While these attacks potentially allow attackers access to your data, they are difficult to exploit unless you are in physical proximity of the target. Antennas can increase the range of attacks, but they still fall into a category of attacks that do require an attacker to be within a certain range (compared to attacks, such as client-side exploitation or web-application attacks, which allow an attacker to be anywhere and even “anonymize” the source).
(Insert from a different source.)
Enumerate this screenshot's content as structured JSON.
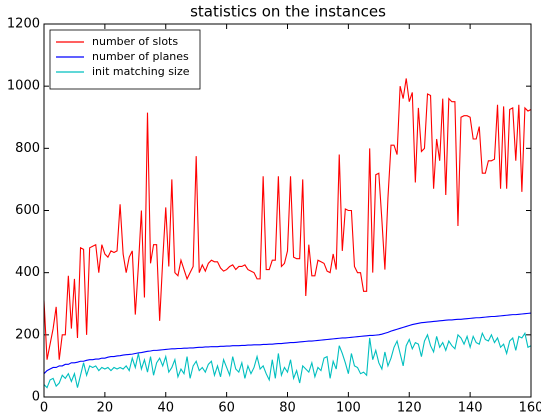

Lockpicking is one of those "black arts" that until recently had not been in the spotlight. Thanks to the Toool organization, and especially Deviant Ollam, you can attend many security conferences around the world and visit the Lockpick Village. Here, you will find presentations on how locks work, how to pick locks and how to choose the right lock for the right job. If you have anything to say about physical security in your organization, you should check out this material. Having the correct locks on server room doors, equipment deployed in the field and in your office space is an important component of your security program. For example, I asked Deviant which locks offered the best level of security for a gym locker that would store your wallet, keys, and cell phone while you worked out. Deviant recommended a new lock from Master Lock called the 1500iD Speed Dial which uses a series of up, down, left, and right movements as the combination for the lock. It also touts " Maximum security with anti-shim technology" to deter someone trying to use a shim to open the lock.
What is "security"?
There was much discussion of "APT" (Advanced Persistent Threat), mostly in the context of "it’s nothing new". Attackers will go after a specific target; however, it’s tough to know how and when. The possibility has always existed, however, and your organization could be a target. The big question is “what do you do about it”? One angle is to use the current buzzword and media hype to scare management into implementing more security. This is only going to get us so far on the path to "security". If security in your organization relies on waiting for "the next big thing" to happen in the security world, you've already lost. Decisions regarding your response to a particular threat are business decisions, however; we should not wait for the media, competitors or others in the same industry to dictate the response. The actions taken (including no action at all) must be based on your own strategy, policy, and procedures. Business decisions have repercussions that may not be felt in the short-term (just as the automotive and financial industries have come to realize). Those responsible for security must understand business, but should we conform to standards that have led to major industries requiring government bailout money? Take the time to educate upper management, not just about good security, but good business as it relates to security. If your intellectual property is at-risk, show them how. Discuss the worst case scenario and get some defensive measures in place. Many people ask, "how do you ‘sell’ security to management?" The answer is you should not be "selling" anything; it should be part of your business practices.